Folha de S. Paulo


Medos brasileiros

Os primeiros romances de terror, ou pelo menos os que constituem o chamado "gênero gótico", surgiram na Inglaterra do século 18. Casarões assombrados, maldições familiares e mocinhas ameaçadas eram componentes obrigatórios das narrativas.

Ainda que o primeiro exemplar do estilo ("O Castelo de Otranto", de Horace Walpole) tenha sido publicado em 1764, alguns críticos literários identificam a psicologia das histórias góticas a um outro tipo de terror –aquele que nasceria dos excessos da Revolução Francesa.

Um arrepio gelado já percorria a espinha de toda a Europa, antes mesmo que a guilhotina de Robespierre começasse a funcionar.

A riqueza herdada, as tradições da grande propriedade rural, os vetustos brasões da nobreza –tudo ia se desfazendo com o progresso industrial, o avanço das luzes e o reequilíbrio do poder em benefício da elite urbana.

A ruína, os castelos, os antepassados: para o público de classe média, era divertido consumir, como terror ficcional, uma ameaça que não o atingia diretamente.

"Casa Grande", filme de Fellipe Barbosa atualmente em cartaz no Espaço Itaú de Cinema e no Reserva Cultural, talvez possa ser visto como exemplo de certo "gótico brasileiro", ao lado de "O Invasor" (2001), de Beto Brant, e "O Som ao Redor" (2012), de Kleber Mendonça Filho.

Beto Brant (com Marçal Aquino) tematizava nossos medos imaginando a figura de um bandido que começa a morar numa casa burguesa; como a situação é obviamente implausível, o significado alegórico da história se tornava muito claro.

"O Som ao Redor" acumulava, em indícios de muita sutileza, uma violência que irromperia no final, como implacável vingança de classe.

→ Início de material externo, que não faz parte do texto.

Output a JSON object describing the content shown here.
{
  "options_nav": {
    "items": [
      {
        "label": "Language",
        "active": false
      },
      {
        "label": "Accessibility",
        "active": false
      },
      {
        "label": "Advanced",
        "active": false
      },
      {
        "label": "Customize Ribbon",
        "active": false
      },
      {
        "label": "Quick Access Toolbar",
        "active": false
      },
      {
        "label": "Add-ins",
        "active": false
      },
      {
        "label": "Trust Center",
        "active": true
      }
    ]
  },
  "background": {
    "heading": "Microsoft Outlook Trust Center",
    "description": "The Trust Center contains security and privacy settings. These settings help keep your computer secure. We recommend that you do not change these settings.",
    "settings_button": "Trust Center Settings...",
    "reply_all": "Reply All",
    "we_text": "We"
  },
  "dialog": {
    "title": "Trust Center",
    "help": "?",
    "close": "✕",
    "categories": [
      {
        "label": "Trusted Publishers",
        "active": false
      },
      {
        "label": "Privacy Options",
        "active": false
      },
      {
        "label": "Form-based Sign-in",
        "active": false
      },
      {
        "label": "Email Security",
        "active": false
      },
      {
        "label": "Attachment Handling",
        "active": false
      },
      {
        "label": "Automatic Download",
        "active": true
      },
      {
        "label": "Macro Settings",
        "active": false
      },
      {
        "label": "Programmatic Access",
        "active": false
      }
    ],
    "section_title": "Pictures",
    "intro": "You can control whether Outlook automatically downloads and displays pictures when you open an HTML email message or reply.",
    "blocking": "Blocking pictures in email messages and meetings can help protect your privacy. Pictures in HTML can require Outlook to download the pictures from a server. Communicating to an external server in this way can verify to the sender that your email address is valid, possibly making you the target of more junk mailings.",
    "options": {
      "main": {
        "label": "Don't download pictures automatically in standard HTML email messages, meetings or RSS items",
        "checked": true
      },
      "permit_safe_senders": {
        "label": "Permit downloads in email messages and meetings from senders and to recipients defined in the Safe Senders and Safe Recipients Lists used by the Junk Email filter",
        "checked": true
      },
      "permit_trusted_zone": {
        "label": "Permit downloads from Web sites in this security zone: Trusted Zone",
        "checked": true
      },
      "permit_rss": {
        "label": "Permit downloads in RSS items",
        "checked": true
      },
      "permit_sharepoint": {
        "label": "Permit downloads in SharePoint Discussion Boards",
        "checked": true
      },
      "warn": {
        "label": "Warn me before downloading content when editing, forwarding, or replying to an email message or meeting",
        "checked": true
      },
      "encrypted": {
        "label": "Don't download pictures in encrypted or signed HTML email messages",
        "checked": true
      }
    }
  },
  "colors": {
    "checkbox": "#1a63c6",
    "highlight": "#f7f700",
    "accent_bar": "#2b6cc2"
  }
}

Naquele bairro de classe média alta do Recife, tudo era falsamente pacífico e falsamente ameaçador –até o momento em que a ameaça se concretiza realmente.

A primeira cena de "Casa Grande" dá destaque, de forma bem mais intensa do que "O Invasor" ou "O Som ao Redor", ao cenário da história. Não se trata, certamente, de um castelo gótico, mas de uma mansão de três andares no Rio.

A possibilidade de invasão está colocada o tempo todo. Existem luzes de alarme até mesmo na escada que leva aos quartos de dormir.

A filha adolescente do casal entra no closet do pai para pegar dinheiro. A própria dona da casa irá entregar-se à conhecida prática de invadir as "dependências de empregada" em busca de irregularidades e evidências.

Dito isso, um dos muitos defeitos de "Casa Grande" está na sua quase completa ausência de tensão. Hugo (Marcello Novaes, em bom trabalho) enriqueceu graças a investimentos na Bolsa de Valores –e agora está quase falido. Coitado: apostou nos papéis de Eike Batista.

Tenta esconder do filho adolescente (Thales Cavalcanti) a sua decadência financeira. Os empregados da casa vão sendo despedidos, entretanto –e, aprendendo agora a ir de ônibus para a escola, o jovem começa a namorar uma menina mestiça (Bruna Amaya).

O problema de "Casa Grande" –à parte a falta de carisma dos personagens e o roteiro arrastadinho, sem foco– talvez possa ser resumido rapidamente. Em vez de brincar com o medo alheio, como faziam os escritores góticos, "Casa Grande" é testemunho de um medo real.

O medo é tão grande, todavia, que ameaças que pesam sobre a família são diminuídas o tempo todo. Não será negra, mas levemente morena a namoradinha do herdeiro. Em risco de falência, o pai de família desliga a jacuzzi da piscina.

Há uma curiosa indiferença dos personagens, e isso seria em tese um recurso para não mostrar a classe alta brasileira sob uma luz caricata. Mas, ao fugir do caricato, o filme paga o preço de cair no irrealismo.

Pule a próxima frase se não quiser conhecer o final do filme. Como imaginar que um garoto da zona sul carioca se instale confortavelmente numa favela –sem drogas nem milícias, só amor e forró?

A história se organiza em eufemismos, na verdade, para outro tipo de inquietações. A baixa dos juros nos últimos anos, a nova legislação das empregadas domésticas, a ascensão dos mais pobres ao universo do consumo criam mal-estar, consciente ou não, no "andar de cima".

"Casa Grande" resulta dessa emoção, mas é incapaz de enfrentá-la. Seja como for, o problema não dura muito. Com a inflação em baixa e os juros em alta, aposto que muita revolta se aplaca.